Dennis Brown’s ‘Inseparable’ LP Re-released!
Hard to believe, but Dennis Brown was considered a has-been by many Jamaican fans in the mid-1980s. The Crown Prince of Reggae, a man seen as the heir to Bob Marley’s throne, was in a slump.
But in 1987, a hit-laden lovers rock album revived his flagging fortunes. That album was Inseparable, produced by Willie Lindo.
DENNIS BROWN’S ‘INSEPARABLE’ LP RE-RELEASED!
The set was recently re-released on vinyl. Five-hundred copies came out in October courtesy of Lindo’s Heavy Beat Records and LTK20 Records, owned by Lindel Thompson.
Both men, based in South Florida, agreed that with vinyl enjoying a global revival, it is an opportune time to release one of Brown’s finest works.
With songs like the jazzy title, Since I’ve Been Loving You, For You, So Nice to be With You, and Stop Fighting, Inseparable was an instant smash.

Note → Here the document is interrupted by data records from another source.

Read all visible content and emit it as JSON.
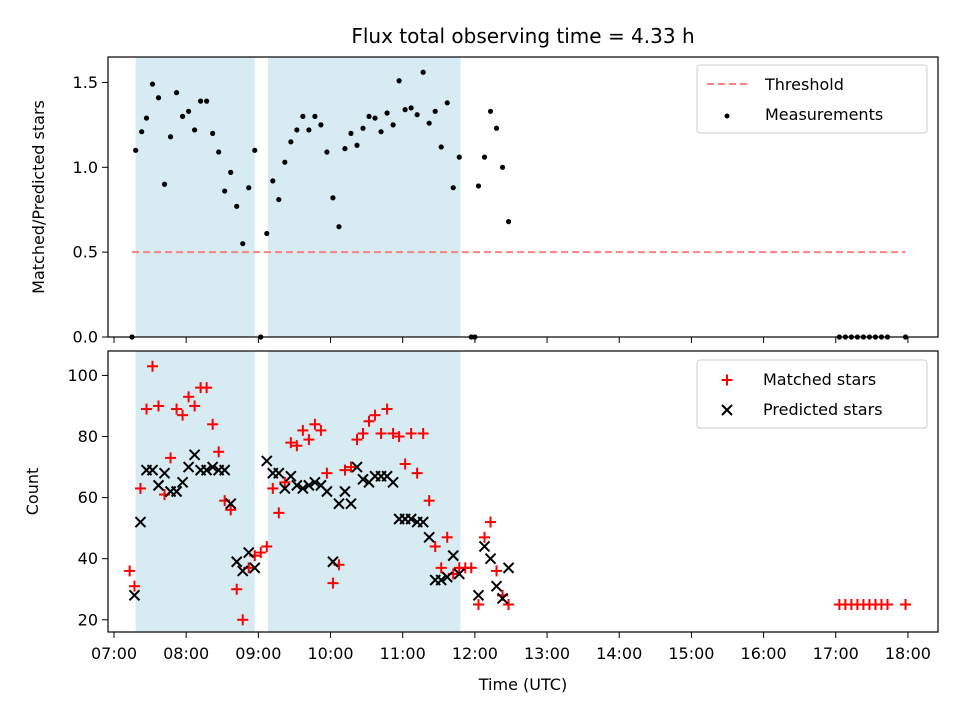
{
  "chart_data": [
    {
      "type": "scatter",
      "title": "Flux total observing time = 4.33 h",
      "ylabel": "Matched/Predicted stars",
      "xlabel": "",
      "xlim": [
        "06:55",
        "18:25"
      ],
      "ylim": [
        0,
        1.65
      ],
      "yticks": [
        0.0,
        0.5,
        1.0,
        1.5
      ],
      "ytick_labels": [
        "0.0",
        "0.5",
        "1.0",
        "1.5"
      ],
      "shaded_intervals": [
        [
          "07:18",
          "08:57"
        ],
        [
          "09:08",
          "11:48"
        ]
      ],
      "threshold": {
        "name": "Threshold",
        "value": 0.5,
        "x_range": [
          "07:15",
          "17:58"
        ],
        "color": "#ff8080"
      },
      "legend": {
        "position": "top-right",
        "entries": [
          "Threshold",
          "Measurements"
        ]
      },
      "series": [
        {
          "name": "Measurements",
          "color": "#000000",
          "marker": "dot",
          "points": [
            [
              "07:15",
              0.0
            ],
            [
              "07:18",
              1.1
            ],
            [
              "07:23",
              1.21
            ],
            [
              "07:27",
              1.29
            ],
            [
              "07:32",
              1.49
            ],
            [
              "07:37",
              1.41
            ],
            [
              "07:42",
              0.9
            ],
            [
              "07:47",
              1.18
            ],
            [
              "07:52",
              1.44
            ],
            [
              "07:57",
              1.3
            ],
            [
              "08:02",
              1.33
            ],
            [
              "08:07",
              1.22
            ],
            [
              "08:12",
              1.39
            ],
            [
              "08:17",
              1.39
            ],
            [
              "08:22",
              1.2
            ],
            [
              "08:27",
              1.09
            ],
            [
              "08:32",
              0.86
            ],
            [
              "08:37",
              0.97
            ],
            [
              "08:42",
              0.77
            ],
            [
              "08:47",
              0.55
            ],
            [
              "08:52",
              0.88
            ],
            [
              "08:57",
              1.1
            ],
            [
              "09:02",
              0.0
            ],
            [
              "09:07",
              0.61
            ],
            [
              "09:12",
              0.92
            ],
            [
              "09:17",
              0.81
            ],
            [
              "09:22",
              1.03
            ],
            [
              "09:27",
              1.15
            ],
            [
              "09:32",
              1.22
            ],
            [
              "09:37",
              1.3
            ],
            [
              "09:42",
              1.22
            ],
            [
              "09:47",
              1.3
            ],
            [
              "09:52",
              1.25
            ],
            [
              "09:57",
              1.09
            ],
            [
              "10:02",
              0.82
            ],
            [
              "10:07",
              0.65
            ],
            [
              "10:12",
              1.11
            ],
            [
              "10:17",
              1.2
            ],
            [
              "10:22",
              1.13
            ],
            [
              "10:27",
              1.23
            ],
            [
              "10:32",
              1.3
            ],
            [
              "10:37",
              1.29
            ],
            [
              "10:42",
              1.21
            ],
            [
              "10:47",
              1.32
            ],
            [
              "10:52",
              1.25
            ],
            [
              "10:57",
              1.51
            ],
            [
              "11:02",
              1.34
            ],
            [
              "11:07",
              1.35
            ],
            [
              "11:12",
              1.31
            ],
            [
              "11:17",
              1.56
            ],
            [
              "11:22",
              1.26
            ],
            [
              "11:27",
              1.33
            ],
            [
              "11:32",
              1.12
            ],
            [
              "11:37",
              1.38
            ],
            [
              "11:42",
              0.88
            ],
            [
              "11:47",
              1.06
            ],
            [
              "11:57",
              0.0
            ],
            [
              "12:00",
              0.0
            ],
            [
              "12:03",
              0.89
            ],
            [
              "12:08",
              1.06
            ],
            [
              "12:13",
              1.33
            ],
            [
              "12:18",
              1.23
            ],
            [
              "12:23",
              1.0
            ],
            [
              "12:28",
              0.68
            ],
            [
              "17:03",
              0.0
            ],
            [
              "17:08",
              0.0
            ],
            [
              "17:13",
              0.0
            ],
            [
              "17:18",
              0.0
            ],
            [
              "17:23",
              0.0
            ],
            [
              "17:28",
              0.0
            ],
            [
              "17:33",
              0.0
            ],
            [
              "17:38",
              0.0
            ],
            [
              "17:43",
              0.0
            ],
            [
              "17:58",
              0.0
            ]
          ]
        }
      ]
    },
    {
      "type": "scatter",
      "title": "",
      "ylabel": "Count",
      "xlabel": "Time (UTC)",
      "xlim": [
        "06:55",
        "18:25"
      ],
      "ylim": [
        16,
        108
      ],
      "yticks": [
        20,
        40,
        60,
        80,
        100
      ],
      "ytick_labels": [
        "20",
        "40",
        "60",
        "80",
        "100"
      ],
      "xticks": [
        "07:00",
        "08:00",
        "09:00",
        "10:00",
        "11:00",
        "12:00",
        "13:00",
        "14:00",
        "15:00",
        "16:00",
        "17:00",
        "18:00"
      ],
      "xtick_labels": [
        "07:00",
        "08:00",
        "09:00",
        "10:00",
        "11:00",
        "12:00",
        "13:00",
        "14:00",
        "15:00",
        "16:00",
        "17:00",
        "18:00"
      ],
      "shaded_intervals": [
        [
          "07:18",
          "08:57"
        ],
        [
          "09:08",
          "11:48"
        ]
      ],
      "legend": {
        "position": "top-right",
        "entries": [
          "Matched stars",
          "Predicted stars"
        ]
      },
      "series": [
        {
          "name": "Matched stars",
          "color": "#ff0000",
          "marker": "plus",
          "points": [
            [
              "07:13",
              36
            ],
            [
              "07:17",
              31
            ],
            [
              "07:22",
              63
            ],
            [
              "07:27",
              89
            ],
            [
              "07:32",
              103
            ],
            [
              "07:37",
              90
            ],
            [
              "07:42",
              61
            ],
            [
              "07:47",
              73
            ],
            [
              "07:52",
              89
            ],
            [
              "07:57",
              87
            ],
            [
              "08:02",
              93
            ],
            [
              "08:07",
              90
            ],
            [
              "08:12",
              96
            ],
            [
              "08:17",
              96
            ],
            [
              "08:22",
              84
            ],
            [
              "08:27",
              75
            ],
            [
              "08:32",
              59
            ],
            [
              "08:37",
              56
            ],
            [
              "08:42",
              30
            ],
            [
              "08:47",
              20
            ],
            [
              "08:52",
              37
            ],
            [
              "08:57",
              41
            ],
            [
              "09:02",
              42
            ],
            [
              "09:07",
              44
            ],
            [
              "09:12",
              63
            ],
            [
              "09:17",
              55
            ],
            [
              "09:22",
              65
            ],
            [
              "09:27",
              78
            ],
            [
              "09:32",
              77
            ],
            [
              "09:37",
              82
            ],
            [
              "09:42",
              79
            ],
            [
              "09:47",
              84
            ],
            [
              "09:52",
              82
            ],
            [
              "09:57",
              68
            ],
            [
              "10:02",
              32
            ],
            [
              "10:07",
              38
            ],
            [
              "10:12",
              69
            ],
            [
              "10:17",
              70
            ],
            [
              "10:22",
              79
            ],
            [
              "10:27",
              81
            ],
            [
              "10:32",
              85
            ],
            [
              "10:37",
              87
            ],
            [
              "10:42",
              81
            ],
            [
              "10:47",
              89
            ],
            [
              "10:52",
              81
            ],
            [
              "10:57",
              80
            ],
            [
              "11:02",
              71
            ],
            [
              "11:07",
              81
            ],
            [
              "11:12",
              68
            ],
            [
              "11:17",
              81
            ],
            [
              "11:22",
              59
            ],
            [
              "11:27",
              44
            ],
            [
              "11:32",
              37
            ],
            [
              "11:37",
              47
            ],
            [
              "11:42",
              35
            ],
            [
              "11:47",
              37
            ],
            [
              "11:52",
              37
            ],
            [
              "11:57",
              37
            ],
            [
              "12:03",
              25
            ],
            [
              "12:08",
              47
            ],
            [
              "12:13",
              52
            ],
            [
              "12:18",
              36
            ],
            [
              "12:23",
              28
            ],
            [
              "12:28",
              25
            ],
            [
              "17:03",
              25
            ],
            [
              "17:08",
              25
            ],
            [
              "17:13",
              25
            ],
            [
              "17:18",
              25
            ],
            [
              "17:23",
              25
            ],
            [
              "17:28",
              25
            ],
            [
              "17:33",
              25
            ],
            [
              "17:38",
              25
            ],
            [
              "17:43",
              25
            ],
            [
              "17:58",
              25
            ]
          ]
        },
        {
          "name": "Predicted stars",
          "color": "#000000",
          "marker": "x",
          "points": [
            [
              "07:17",
              28
            ],
            [
              "07:22",
              52
            ],
            [
              "07:27",
              69
            ],
            [
              "07:32",
              69
            ],
            [
              "07:37",
              64
            ],
            [
              "07:42",
              68
            ],
            [
              "07:47",
              62
            ],
            [
              "07:52",
              62
            ],
            [
              "07:57",
              65
            ],
            [
              "08:02",
              70
            ],
            [
              "08:07",
              74
            ],
            [
              "08:12",
              69
            ],
            [
              "08:17",
              69
            ],
            [
              "08:22",
              70
            ],
            [
              "08:27",
              69
            ],
            [
              "08:32",
              69
            ],
            [
              "08:37",
              58
            ],
            [
              "08:42",
              39
            ],
            [
              "08:47",
              36
            ],
            [
              "08:52",
              42
            ],
            [
              "08:57",
              37
            ],
            [
              "09:07",
              72
            ],
            [
              "09:12",
              68
            ],
            [
              "09:17",
              68
            ],
            [
              "09:22",
              63
            ],
            [
              "09:27",
              67
            ],
            [
              "09:32",
              64
            ],
            [
              "09:37",
              63
            ],
            [
              "09:42",
              64
            ],
            [
              "09:47",
              65
            ],
            [
              "09:52",
              64
            ],
            [
              "09:57",
              62
            ],
            [
              "10:02",
              39
            ],
            [
              "10:07",
              58
            ],
            [
              "10:12",
              62
            ],
            [
              "10:17",
              58
            ],
            [
              "10:22",
              70
            ],
            [
              "10:27",
              66
            ],
            [
              "10:32",
              65
            ],
            [
              "10:37",
              67
            ],
            [
              "10:42",
              67
            ],
            [
              "10:47",
              67
            ],
            [
              "10:52",
              65
            ],
            [
              "10:57",
              53
            ],
            [
              "11:02",
              53
            ],
            [
              "11:07",
              53
            ],
            [
              "11:12",
              52
            ],
            [
              "11:17",
              52
            ],
            [
              "11:22",
              47
            ],
            [
              "11:27",
              33
            ],
            [
              "11:32",
              33
            ],
            [
              "11:37",
              34
            ],
            [
              "11:42",
              41
            ],
            [
              "11:47",
              35
            ],
            [
              "12:03",
              28
            ],
            [
              "12:08",
              44
            ],
            [
              "12:13",
              40
            ],
            [
              "12:18",
              31
            ],
            [
              "12:23",
              27
            ],
            [
              "12:28",
              37
            ]
          ]
        }
      ]
    }
  ]
}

The set returned Brown, who had been making hit songs since the late 1960s, to the charts in a big way.
Michael Barnett, a Disc Jockey at Kool 97 FM in Kingston, worked in the New York City reggae industry for many years before returning to Jamaica 39 years ago. A Dennis Brown fan, he gives Inseparable high marks
“It would place close to the top of his album list due to the excellent lyrical content, tremendous musicians, and top-quality production. ‘Inseparable’ and ‘For You’ are two of my all-time favourite Dennis Brown love songs,” said Barnett. “‘Stop Fighting’ was a big number one off the album which brought Dennis right back into the public’s view after a few years of no recordings.”
Dennis Brown had recorded numerous hits since his debut in 1968 with producer Derrick Harriot on Lips Of Wine. There were even bigger follow-ups for Clement Dodd (No Man Is An Island, If I Follow My Heart), Niney Holness (Westbound Train, Cassandra), and a series of chart-toppers for Joe Gibbs including Money In My Pocket), How Could I Leave, Should I, and the lush Love Has Found Its Way.
Lindo, who played on many of the Joe Gibbs productions, remembers a gaunt Brown visiting him with his manager Horace Campbell in 1986. His vocals were rough which prompted the producer to advise Campbell to let him rest and bring him back three months later.
The break did the world of good for Brown as the recording sessions in Manhattan, New York went like clockwork. Lindo on guitar, Keith Sterling (keyboards), Dean Fraser (saxophone), and Nambo Robinson on trombone were the main musicians on Inseparable.
As the album took off, the astute Barnett reminded Brown of an idea he pitched to him in 1980 of him starring a cabaret-type show. It would be based on the album in which the singer would select special guest performers.
Brown agreed and Inseparable the show was born in 1988. It ran for four years in Kingston, Ocho Rios, Montego Bay, Negril, and Mandeville and featured Brown alongside close friends such as Gregory Isaacs, Freddie McGregor, and John Holt.
It completed a remarkable comeback for one of reggae’s most gifted artistes.
“When Dennis put out the ‘Inseparable’ album in 1987, I felt the time was right. I called him in London and reminded him about the concept, and told him I would call the show ‘Inseparable… Dennis Brown & Friends In Concert’, because he would choose the two guests, who should be friends of his. He was excited about the show’s concept now and the opportunity to promote the album,” Barnett recalled.
Dennis Brown continued to perform songs from Inseparable in his live show until his death at age 42 in July, 1999.